Il est probable que les pays membres des BRICS n'aboutissent pas à un accord pour adopter une nouvelle monnaie, voire une devise existante parmi leurs membres. Les divergences sino-indiennes rendent une telle convergence pratiquement inatteignable. Surtout avec l'alignement en cours entre l'Inde et les États-Unis qui prend des directions distinctes et couvre de multiples secteurs.
L'Élargissement des Horizons au Sein des "BRICS"
L'ouverture des portes du groupe "BRICS" à de nouveaux membres constitue une question d'une importance majeure, au cœur des délibérations en cours. Depuis 2017, les membres discutent activement de la création de ce qui est communément appelé le "BRICS+". L'an dernier, la Chine avait mis en avant cette perspective lors de son propre sommet. Les derniers développements ont été abordés lors d'une réunion tenue cette semaine en Afrique du Sud, où un responsable a révélé que pas moins de 23 pays avaient officiellement fait part de leur souhait de rejoindre le groupe, tandis que 40 autres États ont laissé transparaître un intérêt informel pour cette démarche. Bien que ces chiffres donnent l'envergure du nombre de candidatures potentielles, il est essentiel de rappeler que tant la Russie que la Chine ont des visées sur un élargissement des rangs, une aspiration qui s'intensifie à l'ombre du conflit ukrainien toujours en cours.

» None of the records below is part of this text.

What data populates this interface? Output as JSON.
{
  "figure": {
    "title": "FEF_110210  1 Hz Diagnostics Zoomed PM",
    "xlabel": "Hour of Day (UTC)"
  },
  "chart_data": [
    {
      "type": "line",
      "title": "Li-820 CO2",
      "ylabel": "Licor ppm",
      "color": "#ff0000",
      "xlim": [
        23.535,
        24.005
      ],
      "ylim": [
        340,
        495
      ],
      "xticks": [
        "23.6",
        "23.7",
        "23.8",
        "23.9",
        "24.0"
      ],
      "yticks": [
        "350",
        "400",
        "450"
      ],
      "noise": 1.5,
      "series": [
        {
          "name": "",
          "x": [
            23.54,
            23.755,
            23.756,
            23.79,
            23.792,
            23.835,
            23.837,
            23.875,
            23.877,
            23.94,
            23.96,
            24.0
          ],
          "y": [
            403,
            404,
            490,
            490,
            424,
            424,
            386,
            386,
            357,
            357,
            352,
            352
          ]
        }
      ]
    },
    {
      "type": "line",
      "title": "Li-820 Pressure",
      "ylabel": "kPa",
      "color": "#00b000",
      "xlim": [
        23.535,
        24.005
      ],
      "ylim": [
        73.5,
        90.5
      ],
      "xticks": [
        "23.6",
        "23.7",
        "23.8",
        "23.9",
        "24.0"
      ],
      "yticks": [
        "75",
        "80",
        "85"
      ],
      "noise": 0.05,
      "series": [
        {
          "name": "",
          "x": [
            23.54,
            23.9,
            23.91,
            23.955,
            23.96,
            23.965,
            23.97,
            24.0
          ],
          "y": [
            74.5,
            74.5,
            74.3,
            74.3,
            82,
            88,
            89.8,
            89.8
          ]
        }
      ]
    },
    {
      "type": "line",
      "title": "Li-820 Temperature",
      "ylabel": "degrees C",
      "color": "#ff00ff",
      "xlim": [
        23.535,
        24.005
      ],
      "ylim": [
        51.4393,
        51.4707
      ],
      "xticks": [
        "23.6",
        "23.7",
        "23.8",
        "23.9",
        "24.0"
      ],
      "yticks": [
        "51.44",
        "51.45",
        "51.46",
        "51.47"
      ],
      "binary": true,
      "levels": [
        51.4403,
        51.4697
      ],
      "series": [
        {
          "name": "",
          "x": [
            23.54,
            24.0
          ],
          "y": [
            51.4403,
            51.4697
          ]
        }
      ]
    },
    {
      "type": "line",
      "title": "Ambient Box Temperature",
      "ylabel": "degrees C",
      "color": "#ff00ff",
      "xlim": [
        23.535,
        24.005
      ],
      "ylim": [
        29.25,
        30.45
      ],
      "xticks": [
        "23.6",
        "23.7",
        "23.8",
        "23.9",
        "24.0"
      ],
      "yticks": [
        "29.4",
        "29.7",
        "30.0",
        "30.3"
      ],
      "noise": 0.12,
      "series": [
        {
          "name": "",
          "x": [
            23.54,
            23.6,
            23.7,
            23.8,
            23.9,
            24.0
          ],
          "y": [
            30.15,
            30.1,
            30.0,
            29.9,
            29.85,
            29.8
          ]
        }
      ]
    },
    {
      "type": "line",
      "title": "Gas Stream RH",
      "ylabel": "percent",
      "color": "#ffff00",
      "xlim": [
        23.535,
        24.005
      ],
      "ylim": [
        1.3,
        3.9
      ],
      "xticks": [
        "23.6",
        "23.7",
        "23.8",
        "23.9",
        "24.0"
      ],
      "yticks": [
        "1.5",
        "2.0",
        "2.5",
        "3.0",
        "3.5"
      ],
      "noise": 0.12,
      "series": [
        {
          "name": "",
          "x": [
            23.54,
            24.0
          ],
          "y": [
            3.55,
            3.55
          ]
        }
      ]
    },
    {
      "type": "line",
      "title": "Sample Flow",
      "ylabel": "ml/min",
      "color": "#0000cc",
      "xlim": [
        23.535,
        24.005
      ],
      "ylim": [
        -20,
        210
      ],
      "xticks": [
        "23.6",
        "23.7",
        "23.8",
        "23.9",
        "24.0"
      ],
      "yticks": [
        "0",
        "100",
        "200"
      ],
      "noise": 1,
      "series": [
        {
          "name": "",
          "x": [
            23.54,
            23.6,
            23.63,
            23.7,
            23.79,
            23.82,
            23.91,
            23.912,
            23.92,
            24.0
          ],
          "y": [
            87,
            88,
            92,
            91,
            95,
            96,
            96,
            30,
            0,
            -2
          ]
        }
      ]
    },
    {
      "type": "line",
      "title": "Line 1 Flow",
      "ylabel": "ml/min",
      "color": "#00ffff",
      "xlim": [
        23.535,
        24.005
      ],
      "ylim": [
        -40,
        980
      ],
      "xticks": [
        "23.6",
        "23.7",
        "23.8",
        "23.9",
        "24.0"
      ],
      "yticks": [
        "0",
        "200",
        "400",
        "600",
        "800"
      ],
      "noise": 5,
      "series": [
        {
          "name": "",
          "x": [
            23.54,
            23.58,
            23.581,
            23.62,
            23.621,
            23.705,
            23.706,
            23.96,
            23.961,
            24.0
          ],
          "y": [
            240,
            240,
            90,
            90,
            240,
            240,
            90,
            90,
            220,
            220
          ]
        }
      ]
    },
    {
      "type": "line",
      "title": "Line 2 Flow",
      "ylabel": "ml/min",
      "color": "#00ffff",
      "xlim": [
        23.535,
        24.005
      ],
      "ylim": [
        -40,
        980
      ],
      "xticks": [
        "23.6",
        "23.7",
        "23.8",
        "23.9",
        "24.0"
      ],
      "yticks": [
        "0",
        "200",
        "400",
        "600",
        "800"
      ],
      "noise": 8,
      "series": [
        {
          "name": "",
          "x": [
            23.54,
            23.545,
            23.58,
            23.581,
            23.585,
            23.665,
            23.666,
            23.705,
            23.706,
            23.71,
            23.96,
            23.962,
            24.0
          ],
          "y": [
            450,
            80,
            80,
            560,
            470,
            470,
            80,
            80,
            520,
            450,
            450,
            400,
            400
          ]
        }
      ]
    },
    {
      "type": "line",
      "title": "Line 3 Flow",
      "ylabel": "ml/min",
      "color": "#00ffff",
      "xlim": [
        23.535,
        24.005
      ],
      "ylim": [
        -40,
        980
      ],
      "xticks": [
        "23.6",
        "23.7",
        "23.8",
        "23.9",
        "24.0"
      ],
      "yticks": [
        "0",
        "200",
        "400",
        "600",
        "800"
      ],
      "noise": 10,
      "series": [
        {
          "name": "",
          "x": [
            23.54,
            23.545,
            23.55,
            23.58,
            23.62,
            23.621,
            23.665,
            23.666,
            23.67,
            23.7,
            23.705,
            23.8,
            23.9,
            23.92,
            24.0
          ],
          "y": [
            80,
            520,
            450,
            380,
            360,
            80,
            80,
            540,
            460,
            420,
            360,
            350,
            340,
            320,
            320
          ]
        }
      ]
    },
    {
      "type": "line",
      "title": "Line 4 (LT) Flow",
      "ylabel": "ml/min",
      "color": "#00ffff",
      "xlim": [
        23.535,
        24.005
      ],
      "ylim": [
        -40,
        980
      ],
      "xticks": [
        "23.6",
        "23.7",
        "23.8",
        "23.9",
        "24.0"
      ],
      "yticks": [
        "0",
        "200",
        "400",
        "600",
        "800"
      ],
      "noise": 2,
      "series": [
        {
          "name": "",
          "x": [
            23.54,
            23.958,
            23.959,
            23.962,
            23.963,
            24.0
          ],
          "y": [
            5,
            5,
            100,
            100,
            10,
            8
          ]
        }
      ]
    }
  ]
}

Cependant, la question de l'adhésion officielle reste particulièrement délicate, en l'absence d'un cadre de procédures formelles. L'entrée de l'Afrique du Sud dans les "BRICS" en 2010 avait été décidée suite à une invitation de tous les membres déjà en place. Par ailleurs, les pays constituant le groupe se divisent quant à l'approche à adopter concernant l'expansion. Une stratégie disparate émerge, témoignant de relations changeantes et compétitives, et mettant en avant l'antagonisme permanent entre Pékin et New Delhi.

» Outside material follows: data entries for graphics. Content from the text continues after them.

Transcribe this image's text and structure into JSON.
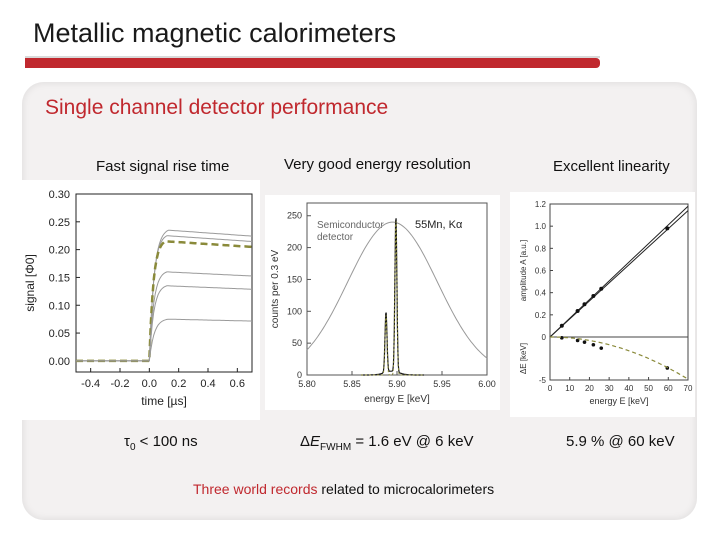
{
  "slide": {
    "title": "Metallic magnetic calorimeters",
    "subtitle": "Single channel detector performance",
    "footer_prefix": "Three world records",
    "footer_suffix": " related to microcalorimeters"
  },
  "columns": {
    "rise_time": {
      "heading": "Fast signal rise time",
      "result": "τ0 < 100 ns"
    },
    "resolution": {
      "heading": "Very good energy resolution",
      "result": "ΔEFWHM = 1.6 eV @ 6 keV"
    },
    "linearity": {
      "heading": "Excellent linearity",
      "result": "5.9 % @ 60 keV"
    }
  },
  "colors": {
    "accent": "#c0282e",
    "panel": "#f3f1f1",
    "fit": "#8a8a3a"
  },
  "chart_data": [
    {
      "type": "line",
      "xlabel": "time [µs]",
      "ylabel": "signal [Φ0]",
      "xlim": [
        -0.5,
        0.7
      ],
      "ylim": [
        -0.02,
        0.3
      ],
      "xticks": [
        "-0.4",
        "-0.2",
        "0.0",
        "0.2",
        "0.4",
        "0.6"
      ],
      "yticks": [
        "0.00",
        "0.05",
        "0.10",
        "0.15",
        "0.20",
        "0.25",
        "0.30"
      ],
      "series": [
        {
          "plateau": 0.235,
          "rise": 0.13
        },
        {
          "plateau": 0.225,
          "rise": 0.12
        },
        {
          "plateau": 0.215,
          "rise": 0.11,
          "dashed": true
        },
        {
          "plateau": 0.16,
          "rise": 0.12
        },
        {
          "plateau": 0.135,
          "rise": 0.12
        },
        {
          "plateau": 0.075,
          "rise": 0.13
        }
      ]
    },
    {
      "type": "line",
      "xlabel": "energy E [keV]",
      "ylabel": "counts per 0.3 eV",
      "xlim": [
        5.8,
        6.0
      ],
      "ylim": [
        0,
        270
      ],
      "xticks": [
        "5.80",
        "5.85",
        "5.90",
        "5.95",
        "6.00"
      ],
      "yticks": [
        "0",
        "50",
        "100",
        "150",
        "200",
        "250"
      ],
      "annotations": [
        "Semiconductor detector",
        "55Mn, Kα"
      ],
      "peaks": [
        {
          "center": 5.8878,
          "height": 95
        },
        {
          "center": 5.8988,
          "height": 245
        }
      ],
      "semiconductor": {
        "center": 5.895,
        "height": 240,
        "sigma": 0.05
      }
    },
    {
      "type": "scatter",
      "xlabel": "energy E [keV]",
      "ylabel_top": "amplitude A [a.u.]",
      "ylabel_bottom": "ΔE [keV]",
      "xlim": [
        0,
        70
      ],
      "ylim_top": [
        0,
        1.2
      ],
      "ylim_bottom": [
        -5,
        0
      ],
      "xticks": [
        "0",
        "10",
        "20",
        "30",
        "40",
        "50",
        "60",
        "70"
      ],
      "yticks_top": [
        "0",
        "0.2",
        "0.4",
        "0.6",
        "0.8",
        "1.0",
        "1.2"
      ],
      "yticks_bottom": [
        "0",
        "-5"
      ],
      "points": [
        {
          "x": 6,
          "a": 0.102,
          "d": -0.1
        },
        {
          "x": 14,
          "a": 0.235,
          "d": -0.4
        },
        {
          "x": 17.5,
          "a": 0.295,
          "d": -0.6
        },
        {
          "x": 22,
          "a": 0.37,
          "d": -0.9
        },
        {
          "x": 26,
          "a": 0.435,
          "d": -1.3
        },
        {
          "x": 59.5,
          "a": 0.98,
          "d": -3.6
        }
      ]
    }
  ]
}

Le président sud-africain a annoncé lors du sommet l'adhésion de six nouveaux pays au groupe, à savoir : l'Iran, l'Arabie Saoudite, les Émirats Arabes Unis, l'Égypte, l'Argentine et l'Éthiopie. Ces pays rejoindront le groupe BRICS à compter du 1er janvier 2024. Il convient de noter que les pays du "BRICS" représentent 23 % du produit intérieur brut mondial et plus d'un tiers de la population mondiale.
En dernier lieu, malgré le poids économique considérable des "BRICS" et l'influence géopolitique de l'alliance Moscou-Pékin, ainsi que l'adhésion potentielle de plus de cinquante nations souhaitant former un front global et un système monétaire nouveau, en opposition à l'ordre capitaliste piloté par les États-Unis depuis la fin de la Seconde Guerre mondiale, les experts mondiaux en économie et en finance demeurent sceptiques quant à la possibilité d'établir une monnaie unique au sein des "BRICS" ou un système financier semblable à celui de l'Union européenne.
La question subsiste de savoir si les liens qui unissent les membres du groupe "BRICS" maintiendront leur vigueur ou si les évolutions mondiales pourraient menacer leur cohésion. Ces évolutions pourraient même entraîner une expansion du groupe et sa transformation en un marché intégré, avec une monnaie commune, même au prix de l'exclusion de certains membres dont les intérêts et les objectifs se dirigent ailleurs. Dans un monde en constante évolution, nul ne saurait se prémunir contre les changements à venir.